Preparing for the Future

While the conversation about overtourism has raged in recent years, the discourse around the travel growth hasn’t always intersected with that of sustainability. This is beginning to change, slowly, as governments and travel companies alike grapple with the effects of climate change and the reality that widespread travel has led to a new form of global gentrification.

In time, though, it’s likely that the travel companies that have invested in sustainable practices will be seen as better investments and cities that have become more sustainable will become magnets for the global business world.

“Businesses will dictate it a lot more because it is a financial risk now, and I think we’ll see a meshing of financial and environmental concerns coming together, because traveling is one of the firefights of it,” said Barnes. “A destination, if you’re not able to visit it, that’s going to hit you financially. Carbon and climate change is so big that it gets overwhelming and it de-powers you. What we’ll start to see from organizations and the financial markets is coming to together and ensuring that there’s financial and environmental outcomes with their investments.”

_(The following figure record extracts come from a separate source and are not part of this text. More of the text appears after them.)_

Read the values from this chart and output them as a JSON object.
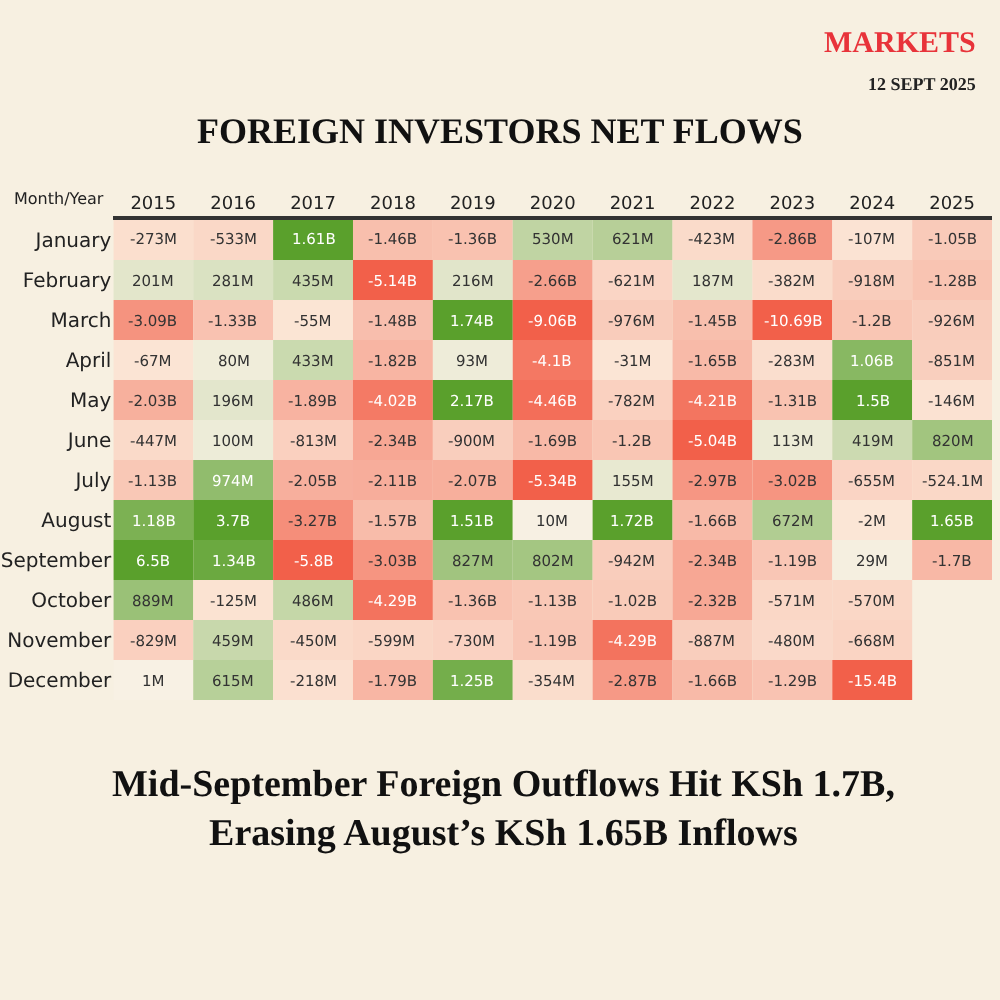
{
  "chart_data": {
    "type": "heatmap",
    "title": "FOREIGN INVESTORS NET FLOWS",
    "ylabel": "Month/Year",
    "annotations": [
      "MARKETS",
      "12 SEPT 2025",
      "Mid-September Foreign Outflows Hit KSh 1.7B,\nErasing August’s KSh 1.65B Inflows"
    ],
    "categories": [
      "2015",
      "2016",
      "2017",
      "2018",
      "2019",
      "2020",
      "2021",
      "2022",
      "2023",
      "2024",
      "2025"
    ],
    "y_categories": [
      "January",
      "February",
      "March",
      "April",
      "May",
      "June",
      "July",
      "August",
      "September",
      "October",
      "November",
      "December"
    ],
    "cells": [
      [
        -273000000.0,
        -533000000.0,
        1610000000.0,
        -1460000000.0,
        -1360000000.0,
        530000000.0,
        621000000.0,
        -423000000.0,
        -2860000000.0,
        -107000000.0,
        -1050000000.0
      ],
      [
        201000000.0,
        281000000.0,
        435000000.0,
        -5140000000.0,
        216000000.0,
        -2660000000.0,
        -621000000.0,
        187000000.0,
        -382000000.0,
        -918000000.0,
        -1280000000.0
      ],
      [
        -3090000000.0,
        -1330000000.0,
        -55000000.0,
        -1480000000.0,
        1740000000.0,
        -9060000000.0,
        -976000000.0,
        -1450000000.0,
        -10690000000.0,
        -1200000000.0,
        -926000000.0
      ],
      [
        -67000000.0,
        80000000.0,
        433000000.0,
        -1820000000.0,
        93000000.0,
        -4100000000.0,
        -31000000.0,
        -1650000000.0,
        -283000000.0,
        1060000000.0,
        -851000000.0
      ],
      [
        -2030000000.0,
        196000000.0,
        -1890000000.0,
        -4020000000.0,
        2170000000.0,
        -4460000000.0,
        -782000000.0,
        -4210000000.0,
        -1310000000.0,
        1500000000.0,
        -146000000.0
      ],
      [
        -447000000.0,
        100000000.0,
        -813000000.0,
        -2340000000.0,
        -900000000.0,
        -1690000000.0,
        -1200000000.0,
        -5040000000.0,
        113000000.0,
        419000000.0,
        820000000.0
      ],
      [
        -1130000000.0,
        974000000.0,
        -2050000000.0,
        -2110000000.0,
        -2070000000.0,
        -5340000000.0,
        155000000.0,
        -2970000000.0,
        -3020000000.0,
        -655000000.0,
        -524100000.0
      ],
      [
        1180000000.0,
        3700000000.0,
        -3270000000.0,
        -1570000000.0,
        1510000000.0,
        10000000.0,
        1720000000.0,
        -1660000000.0,
        672000000.0,
        -2000000.0,
        1650000000.0
      ],
      [
        6500000000.0,
        1340000000.0,
        -5800000000.0,
        -3030000000.0,
        827000000.0,
        802000000.0,
        -942000000.0,
        -2340000000.0,
        -1190000000.0,
        29000000.0,
        -1700000000.0
      ],
      [
        889000000.0,
        -125000000.0,
        486000000.0,
        -4290000000.0,
        -1360000000.0,
        -1130000000.0,
        -1020000000.0,
        -2320000000.0,
        -571000000.0,
        -570000000.0,
        null
      ],
      [
        -829000000.0,
        459000000.0,
        -450000000.0,
        -599000000.0,
        -730000000.0,
        -1190000000.0,
        -4290000000.0,
        -887000000.0,
        -480000000.0,
        -668000000.0,
        null
      ],
      [
        1000000.0,
        615000000.0,
        -218000000.0,
        -1790000000.0,
        1250000000.0,
        -354000000.0,
        -2870000000.0,
        -1660000000.0,
        -1290000000.0,
        -15400000000.0,
        null
      ]
    ],
    "cell_labels": [
      [
        "-273M",
        "-533M",
        "1.61B",
        "-1.46B",
        "-1.36B",
        "530M",
        "621M",
        "-423M",
        "-2.86B",
        "-107M",
        "-1.05B"
      ],
      [
        "201M",
        "281M",
        "435M",
        "-5.14B",
        "216M",
        "-2.66B",
        "-621M",
        "187M",
        "-382M",
        "-918M",
        "-1.28B"
      ],
      [
        "-3.09B",
        "-1.33B",
        "-55M",
        "-1.48B",
        "1.74B",
        "-9.06B",
        "-976M",
        "-1.45B",
        "-10.69B",
        "-1.2B",
        "-926M"
      ],
      [
        "-67M",
        "80M",
        "433M",
        "-1.82B",
        "93M",
        "-4.1B",
        "-31M",
        "-1.65B",
        "-283M",
        "1.06B",
        "-851M"
      ],
      [
        "-2.03B",
        "196M",
        "-1.89B",
        "-4.02B",
        "2.17B",
        "-4.46B",
        "-782M",
        "-4.21B",
        "-1.31B",
        "1.5B",
        "-146M"
      ],
      [
        "-447M",
        "100M",
        "-813M",
        "-2.34B",
        "-900M",
        "-1.69B",
        "-1.2B",
        "-5.04B",
        "113M",
        "419M",
        "820M"
      ],
      [
        "-1.13B",
        "974M",
        "-2.05B",
        "-2.11B",
        "-2.07B",
        "-5.34B",
        "155M",
        "-2.97B",
        "-3.02B",
        "-655M",
        "-524.1M"
      ],
      [
        "1.18B",
        "3.7B",
        "-3.27B",
        "-1.57B",
        "1.51B",
        "10M",
        "1.72B",
        "-1.66B",
        "672M",
        "-2M",
        "1.65B"
      ],
      [
        "6.5B",
        "1.34B",
        "-5.8B",
        "-3.03B",
        "827M",
        "802M",
        "-942M",
        "-2.34B",
        "-1.19B",
        "29M",
        "-1.7B"
      ],
      [
        "889M",
        "-125M",
        "486M",
        "-4.29B",
        "-1.36B",
        "-1.13B",
        "-1.02B",
        "-2.32B",
        "-571M",
        "-570M",
        null
      ],
      [
        "-829M",
        "459M",
        "-450M",
        "-599M",
        "-730M",
        "-1.19B",
        "-4.29B",
        "-887M",
        "-480M",
        "-668M",
        null
      ],
      [
        "1M",
        "615M",
        "-218M",
        "-1.79B",
        "1.25B",
        "-354M",
        "-2.87B",
        "-1.66B",
        "-1.29B",
        "-15.4B",
        null
      ]
    ]
  }
}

The problem of leadership persists, though. When it comes to destination stewardship, a long-term master plan is rare. It’s even rarer for new leaders to remain committed over time. When you factor in the financial prerogatives of local industry and the tourism sector itself, managing a transition can seem impossible. Technology will play a crucial role, but can’t replace the importance of solid leadership and the patience to see through a long-term plan.

“Slowly, different destinations are understanding that you have leadership positions that do want to make a difference, and do want to make a change, and that is very, very slow,” said Zapata. “Then you have other destinations that it is just absolutely impossible. It is very disjointed. There’s no clear leadership. There’s only politicians trying to get their own benefit, and they’re dying of success. A lot of these destinations are actually dying of success. One big destination is the Dominican Republic, for example. It’s been absolutely exploited. Beaches where I grew up are gone, are absolutely, just devastatingly, gone. What do they do? They just go and exploit another beach.”

Ending this cycle of exploitation and expansion seems far-fetched for now. Greater visibility into the real-world effects of overtourism, though, can help destinations create a plan for the future and stick with it. There’s no silver bullet of a magical tourist-tracking app that can convince visitors to avoid Westminster and head to Hackney instead, but progress is being made in quantifying the movements of tourists, what they do, and how that impacts a destination.

As more destinations become impacted by climate change, the same tools that are used to monitor the effect of tourism can be used to better understand the pressure that comes from warmer weather, more disruptive storms, and the displacement of people from their homes.

Changing cities need to plan for the future, and travel industry leaders are on the frontline of that change whether they like it or not.